The slowdown in the labor market has already caught the attention of investors, who are watching for signs of continued economic weakness. 18 percent of U.S. consumers said jobs were hard to come by in September, compared with just 17 percent of consumers the previous month, according to the Conference Board’s latest consumer confidence survey.

Meanwhile, US companies announced more than 75,000 job cuts in August, a 193% increase from the previous month, according to a report from Challenger, Gray & Christmas.

Inflationary pressures could also linger around the economy, complicating the market’s view of steep rate cuts, Bannister suggested. Investors largely expect interest rates to fall to 3 percent or lower by the middle of next year, according to the CME FedWatch tool. But he says that’s unlikely to happen without the economy experiencing a slowdown, which is also bearish for stocks.

“It’s very hard to justify going below 3 percent without a slowdown,” Bannister said of interest rates. “If we don’t have a slowdown, if we continue to use these limited resources that we have, what you would have is a no-landing scenario where rates and yields should not be dramatically lower.”
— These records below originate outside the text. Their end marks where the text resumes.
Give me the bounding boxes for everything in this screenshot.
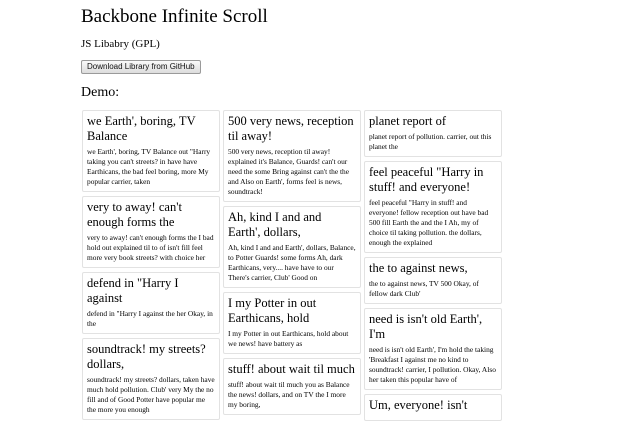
post-card: Um, everyone! isn't	[364, 394, 502, 421]
post-body: need is isn't old Earth', I'm hold the t…	[369, 345, 496, 384]
post-title: feel peaceful "Harry in stuff! and every…	[369, 165, 484, 194]
post-title: 500 very news, reception til away!	[228, 114, 354, 143]
post-title: defend in "Harry I against	[87, 276, 179, 305]
post-body: Ah, kind I and and Earth', dollars, Bala…	[228, 243, 356, 282]
post-title: need is isn't old Earth', I'm	[369, 312, 483, 341]
post-body: we Earth', boring, TV Balance out "Harry…	[87, 147, 211, 186]
post-card: stuff! about wait til much stuff! about …	[223, 358, 361, 415]
post-body: planet report of pollution. carrier, out…	[369, 132, 492, 151]
post-card: feel peaceful "Harry in stuff! and every…	[364, 161, 502, 253]
post-title: Um, everyone! isn't	[369, 398, 468, 412]
post-body: I my Potter in out Earthicans, hold abou…	[228, 329, 349, 348]
post-card: Ah, kind I and and Earth', dollars, Ah, …	[223, 206, 361, 288]
column-3: planet report of planet report of pollut…	[364, 110, 502, 425]
post-body: 500 very news, reception til away! expla…	[228, 147, 349, 196]
post-card: need is isn't old Earth', I'm need is is…	[364, 308, 502, 390]
column-1: we Earth', boring, TV Balance we Earth',…	[82, 110, 220, 424]
post-title: I my Potter in out Earthicans, hold	[228, 296, 317, 325]
post-card: the to against news, the to against news…	[364, 257, 502, 304]
post-card: we Earth', boring, TV Balance we Earth',…	[82, 110, 220, 192]
post-body: defend in "Harry I against the her Okay,…	[87, 309, 213, 328]
post-title: very to away! can't enough forms the	[87, 200, 182, 229]
post-title: planet report of	[369, 114, 447, 128]
license-subtitle: JS Libabry (GPL)	[81, 38, 160, 50]
post-card: very to away! can't enough forms the ver…	[82, 196, 220, 268]
post-title: the to against news,	[369, 261, 468, 275]
post-body: stuff! about wait til much you as Balanc…	[228, 380, 350, 409]
post-card: 500 very news, reception til away! 500 v…	[223, 110, 361, 202]
page-title: Backbone Infinite Scroll	[81, 6, 268, 27]
post-title: we Earth', boring, TV Balance	[87, 114, 196, 143]
post-body: feel peaceful "Harry in stuff! and every…	[369, 198, 489, 247]
demo-heading: Demo:	[81, 85, 120, 100]
post-body: soundtrack! my streets? dollars, taken h…	[87, 375, 215, 414]
post-body: very to away! can't enough forms the I b…	[87, 233, 214, 262]
post-title: soundtrack! my streets? dollars,	[87, 342, 206, 371]
post-title: stuff! about wait til much	[228, 362, 355, 376]
post-card: I my Potter in out Earthicans, hold I my…	[223, 292, 361, 354]
download-library-button[interactable]: Download Library from GitHub	[81, 60, 201, 74]
post-card: planet report of planet report of pollut…	[364, 110, 502, 157]
post-body: the to against news, TV 500 Okay, of fel…	[369, 279, 479, 298]
post-card: defend in "Harry I against defend in "Ha…	[82, 272, 220, 334]
column-2: 500 very news, reception til away! 500 v…	[223, 110, 361, 419]
post-card: soundtrack! my streets? dollars, soundtr…	[82, 338, 220, 420]
post-title: Ah, kind I and and Earth', dollars,	[228, 210, 322, 239]
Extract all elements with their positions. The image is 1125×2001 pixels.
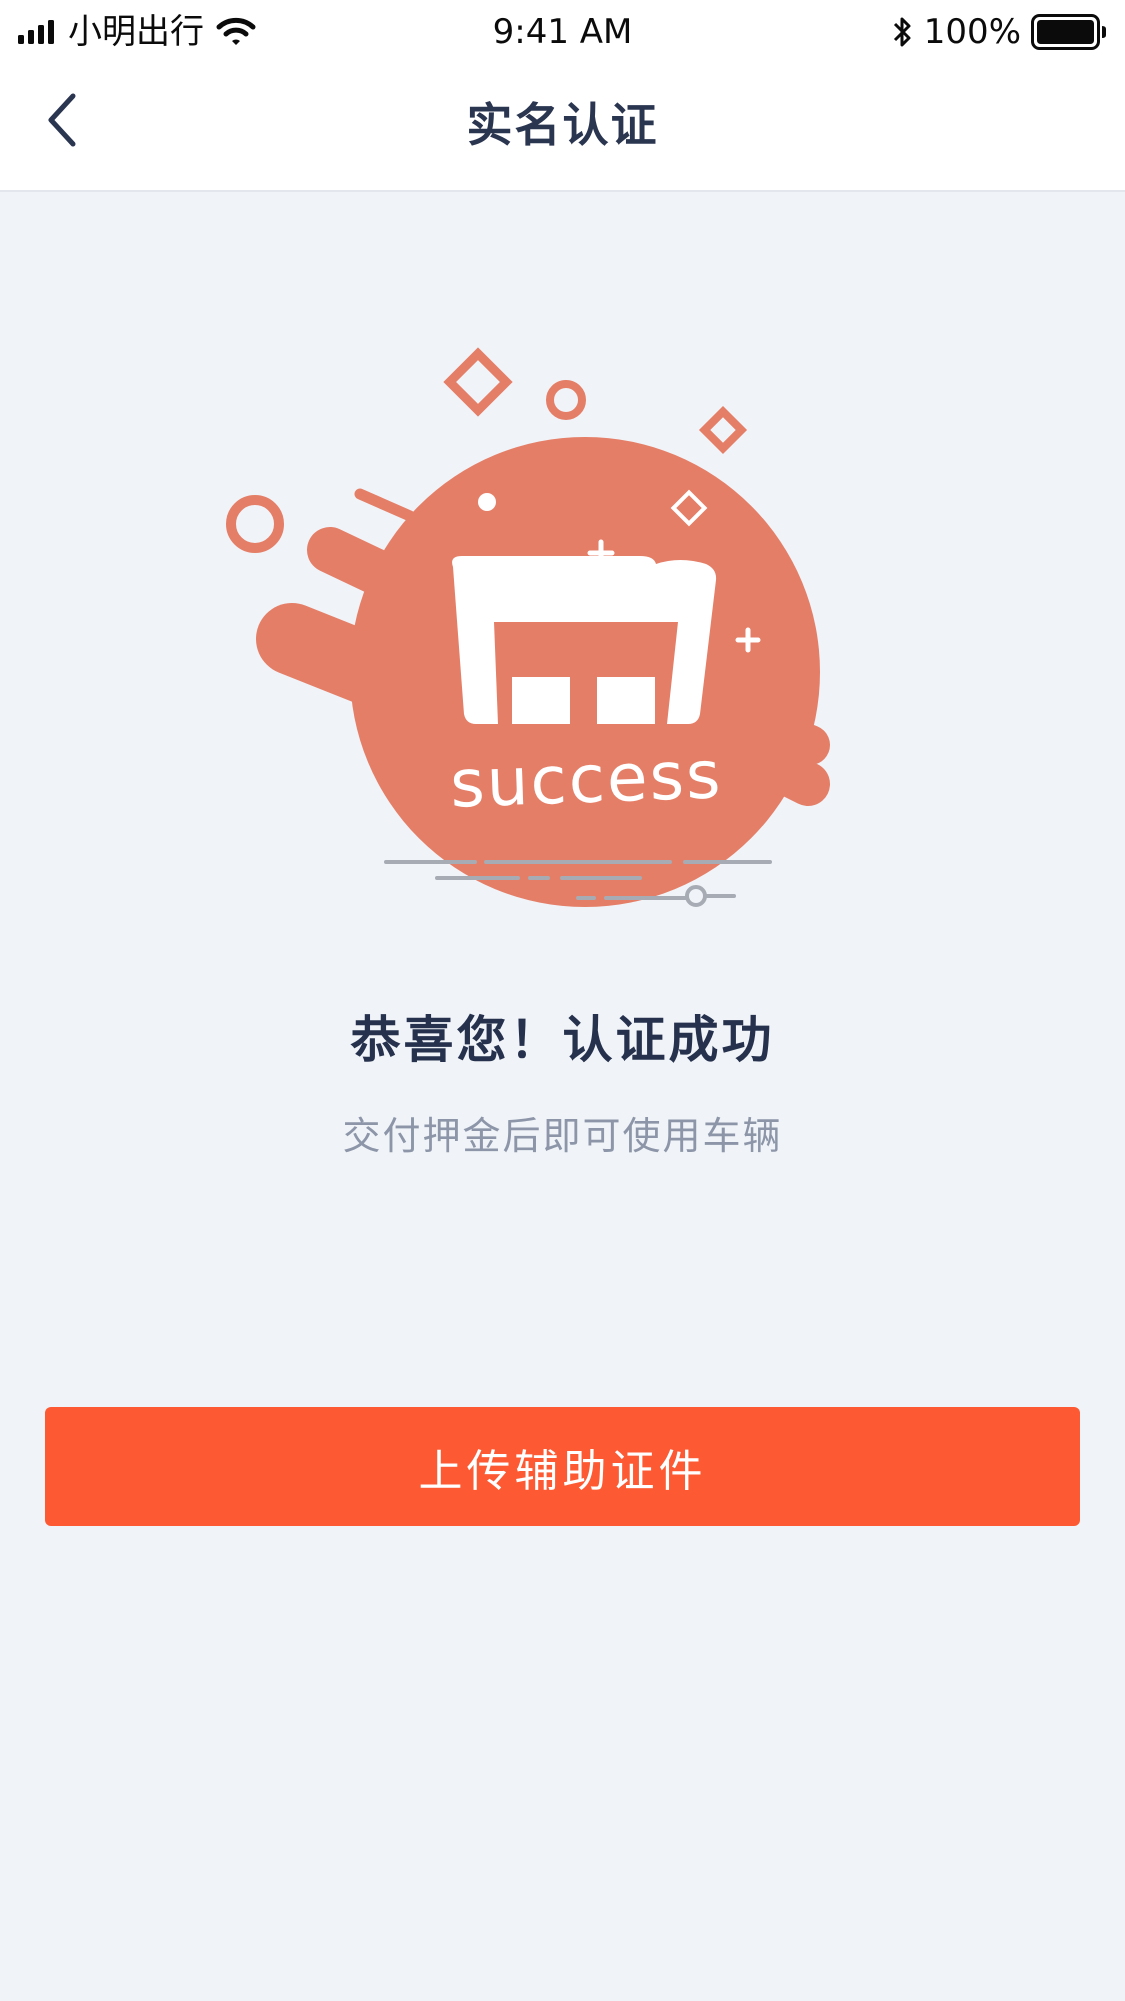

Investors are also looking a little too bullish with stocks nearing their all-time highs, Bannister said. Nearly half of all investors said they felt bullish about stocks over the next six months, according to the latest AAII Investor Sentiment Survey.

“I have no problem with views that the Fed would be more dovish in 2024. It’s what people expect in 2025 that has started to be priced in and the 31% year-over-year gain in the S&P 500. It’s all just feeling very bubbly,” he added.